Though the bill cleared the committee in an overwhelming vote, many key lawmakers voted against it because of their concern of a whole new dimension of deadly force, from above. The opposition includes Rep. David Labriola (R-Oxford) and Rep. Bruce Morris (D-Norwalk). Morris is concerned that the bill could lead to a wide range of discretion for the prosecution of civilians whose unarmed drones, operating correctly within the 400 feet altitude restriction, are struck by commercial aircraft.
Sen. Edwin Gomes (D-Bridgeport), who voted for the legislation, says he is worried that the armed drones would lead to violent confrontations. “We’re talking about the utilization of a weapon on a drone. I think that police are taught that once you put a weapon in their hands, they shoot to kill. It’s a weapon. If you’re going to use it, you’re going to use it to kill someone,” Gomes said. Sen. John Kissel (R-Enfield), co-chairman of the approving panel, says like the Taser or stun gun, “there are going to be different ways to utilize drones. I envision it can be used to lesser degrees.” Rep. Rosa Rebimbas (R-Naugatuck), ranking member of the committee, emphasizes that currently there are no state rules or restrictions for police use of drones.

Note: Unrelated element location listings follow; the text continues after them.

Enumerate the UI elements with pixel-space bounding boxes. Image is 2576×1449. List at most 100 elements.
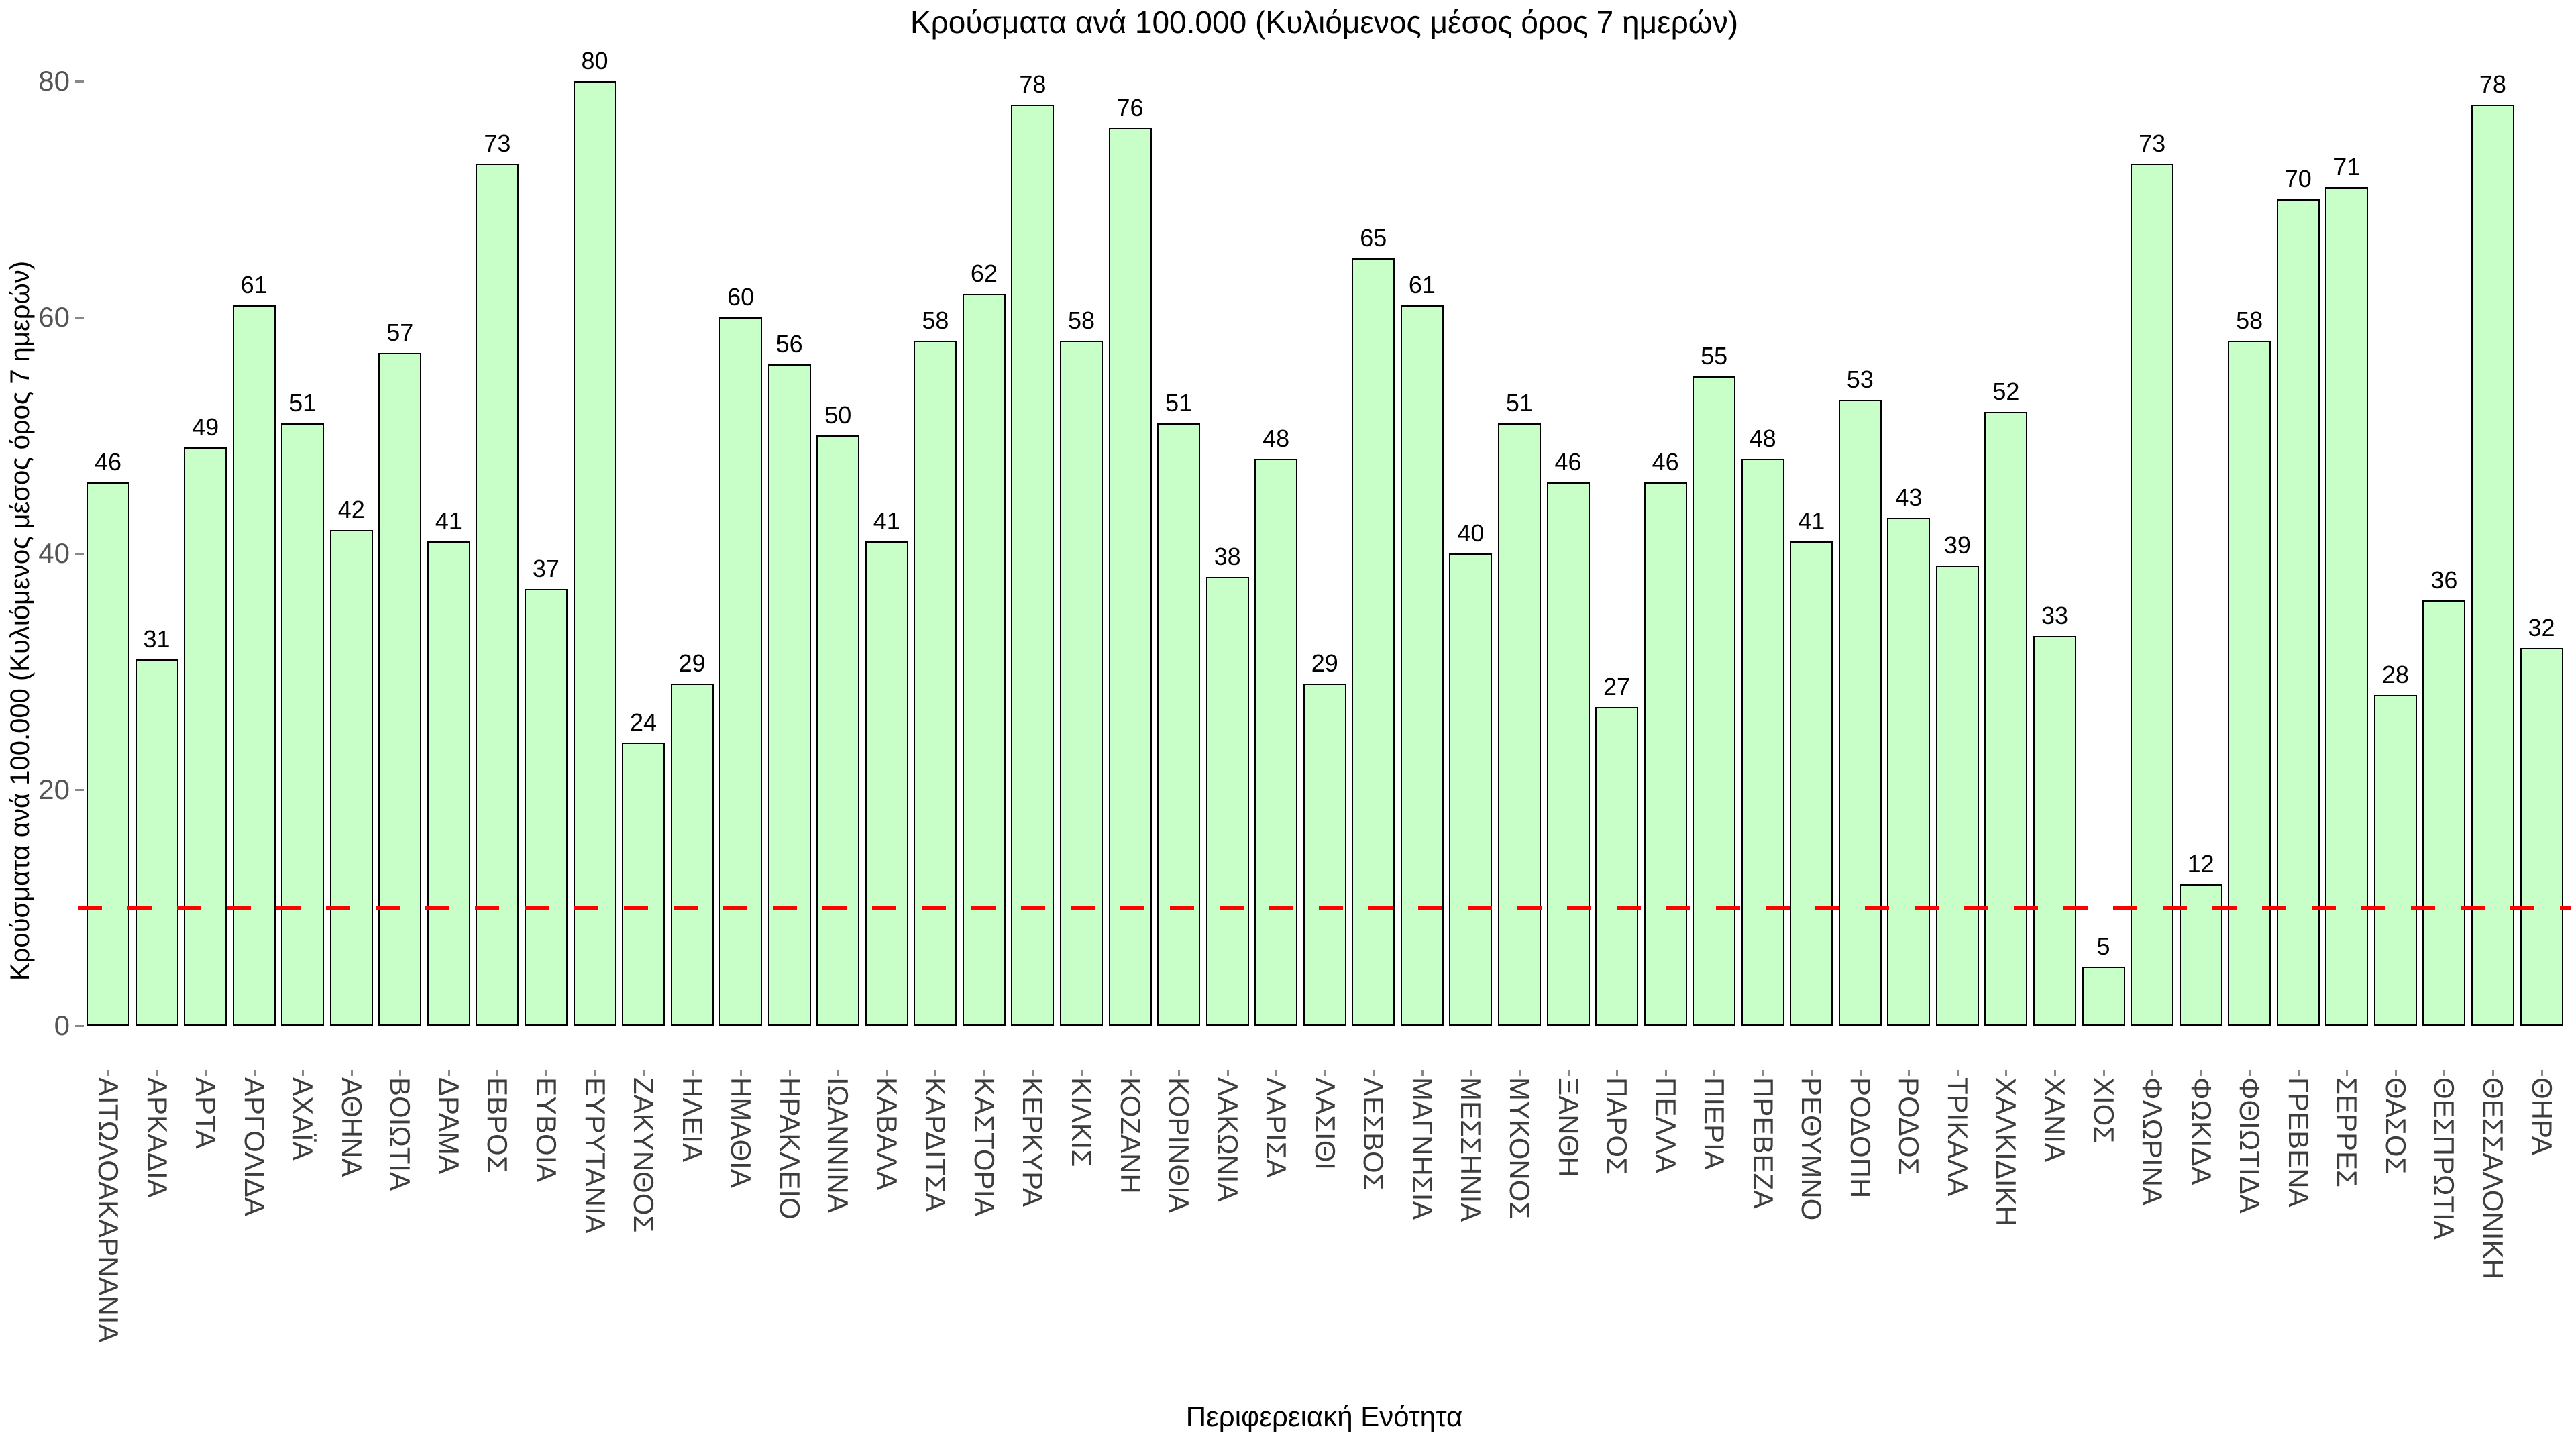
x-tick-mark (837, 1070, 840, 1076)
bar (2179, 883, 2222, 1026)
bar (1741, 459, 1784, 1026)
x-tick-label: ΣΕΡΡΕΣ (2331, 1077, 2363, 1187)
bar-value-label: 41 (873, 507, 900, 535)
x-tick-mark (934, 1070, 937, 1076)
x-tick-label: ΑΘΗΝΑ (335, 1077, 368, 1177)
x-tick-mark (2151, 1070, 2154, 1076)
bar-value-label: 28 (2381, 661, 2409, 689)
x-tick-label: ΗΡΑΚΛΕΙΟ (773, 1077, 806, 1220)
x-tick-label: ΚΑΒΑΛΑ (871, 1077, 903, 1191)
x-tick-label: ΞΑΝΘΗ (1552, 1077, 1585, 1177)
x-tick-label: ΠΑΡΟΣ (1601, 1077, 1633, 1175)
bar-value-label: 32 (2528, 613, 2555, 641)
x-tick-label: ΜΕΣΣΗΝΙΑ (1455, 1077, 1487, 1222)
bar (1838, 400, 1882, 1026)
bar (2276, 199, 2320, 1026)
x-tick-label: ΡΕΘΥΜΝΟ (1796, 1077, 1828, 1221)
x-tick-mark (1129, 1070, 1132, 1076)
x-tick-label: ΔΡΑΜΑ (433, 1077, 465, 1174)
x-tick-mark (1664, 1070, 1667, 1076)
bar (1205, 577, 1249, 1026)
bar-value-label: 31 (143, 625, 170, 653)
bar-value-label: 70 (2284, 165, 2312, 193)
x-tick-mark (156, 1070, 158, 1076)
x-tick-label: ΘΑΣΟΣ (2379, 1077, 2412, 1175)
x-tick-label: ΡΟΔΟΣ (1893, 1077, 1925, 1175)
x-tick-mark (1081, 1070, 1083, 1076)
bar-value-label: 43 (1895, 484, 1923, 512)
bar (1060, 341, 1103, 1026)
y-tick-mark (75, 553, 84, 555)
x-tick-label: ΚΟΖΑΝΗ (1114, 1077, 1146, 1194)
y-tick-label: 0 (54, 1010, 70, 1041)
x-tick-label: ΛΑΡΙΣΑ (1260, 1077, 1293, 1178)
x-tick-label: ΠΡΕΒΕΖΑ (1747, 1077, 1779, 1210)
bar (1108, 128, 1152, 1026)
bar (622, 742, 665, 1026)
bar-value-label: 52 (1992, 377, 2020, 405)
bar-value-label: 29 (1311, 649, 1338, 677)
bar-value-label: 61 (240, 271, 268, 299)
x-tick-label: ΦΛΩΡΙΝΑ (2137, 1077, 2169, 1205)
bar (232, 305, 276, 1026)
bar-value-label: 38 (1214, 543, 1241, 571)
x-tick-mark (1908, 1070, 1911, 1076)
x-tick-mark (2346, 1070, 2349, 1076)
x-tick-label: ΙΩΑΝΝΙΝΑ (822, 1077, 855, 1213)
bar-value-label: 55 (1701, 342, 1728, 370)
y-tick-mark (75, 317, 84, 319)
bar (184, 447, 227, 1026)
bar-value-label: 51 (289, 389, 317, 417)
x-tick-label: ΕΥΒΟΙΑ (530, 1077, 562, 1183)
bar-value-label: 78 (2479, 70, 2506, 99)
x-tick-label: ΘΗΡΑ (2526, 1077, 2558, 1155)
bar (1546, 482, 1590, 1026)
x-tick-label: ΗΛΕΙΑ (676, 1077, 708, 1163)
x-tick-label: ΑΧΑΪΑ (287, 1077, 319, 1161)
bar (1497, 423, 1541, 1026)
x-tick-mark (1421, 1070, 1424, 1076)
y-tick-label: 40 (38, 537, 70, 569)
bar-value-label: 58 (922, 307, 949, 335)
bar (719, 317, 763, 1026)
threshold-line (78, 906, 2571, 910)
bar-value-label: 46 (94, 448, 122, 476)
x-tick-mark (1226, 1070, 1229, 1076)
bar (573, 81, 616, 1026)
x-tick-mark (1859, 1070, 1862, 1076)
bar-value-label: 48 (1749, 425, 1776, 453)
bar-value-label: 5 (2096, 932, 2110, 960)
bar (427, 541, 470, 1026)
bar-value-label: 41 (435, 507, 462, 535)
bar-value-label: 62 (970, 259, 998, 287)
bar-value-label: 53 (1846, 366, 1874, 394)
bar-value-label: 48 (1263, 425, 1290, 453)
bar-value-label: 65 (1360, 224, 1387, 252)
bar-value-label: 61 (1408, 271, 1436, 299)
x-tick-label: ΘΕΣΣΑΛΟΝΙΚΗ (2477, 1077, 2509, 1279)
x-tick-label: ΗΜΑΘΙΑ (725, 1077, 757, 1188)
bar-value-label: 40 (1457, 519, 1485, 547)
bar-value-label: 58 (1067, 307, 1095, 335)
x-tick-label: ΡΟΔΟΠΗ (1844, 1077, 1876, 1199)
chart-title: Κρούσματα ανά 100.000 (Κυλιόμενος μέσος … (910, 5, 1739, 40)
x-tick-label: ΚΙΛΚΙΣ (1066, 1077, 1097, 1167)
x-tick-label: ΚΟΡΙΝΘΙΑ (1163, 1077, 1195, 1213)
x-tick-mark (253, 1070, 256, 1076)
x-tick-mark (1956, 1070, 1959, 1076)
x-tick-label: ΦΘΙΩΤΙΔΑ (2234, 1077, 2266, 1214)
bar-value-label: 39 (1943, 531, 1971, 559)
bar (767, 364, 811, 1026)
x-tick-mark (643, 1070, 645, 1076)
x-axis-title: Περιφερειακή Ενότητα (1185, 1401, 1463, 1432)
bar (329, 529, 373, 1026)
bar-value-label: 80 (581, 47, 608, 74)
bar (524, 588, 568, 1026)
y-tick-mark (75, 80, 84, 83)
x-tick-label: ΧΑΛΚΙΔΙΚΗ (1990, 1077, 2023, 1226)
x-tick-mark (1275, 1070, 1278, 1076)
x-tick-mark (1567, 1070, 1570, 1076)
bar-value-label: 73 (484, 129, 511, 158)
bar (1303, 683, 1346, 1026)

In New York, Register-Star reports that Columbia and Greene counties have agreed to using drones to fight crimes. The Columbia County Sheriff’s Office plans to buy its first drone, DJI Inspire 2 model, using routine funding from the federal government. The drone would be used to survey large crime or accident scenes and for search-and-rescue missions. It could help with Project Lifesaver rapid-response program, which allows the sheriff’s office to track people with disabilities who are reported missing. The choice model would allow sheriff’s deputies and officers to change cameras used with the drone. Additional accessories for the drone, including a still camera, video camera, and a camera that can detect a person’s body heat, will cost around $12,000 to $13,000.
Greene County Sheriff’s Office recently purchased a drone to be used for similar situations, including search and rescue and to survey critical incidents. The drone is not in service because the Greene County Sheriff’s Office is still in the process of training pilots to operate the device. Sheriff Greg Seeley and Sheriff David Barlett of Greene and Columbia counties respectively, assure the public that the drones, when in operation, will strictly observe and record, not infringe on privacy or other personal rights.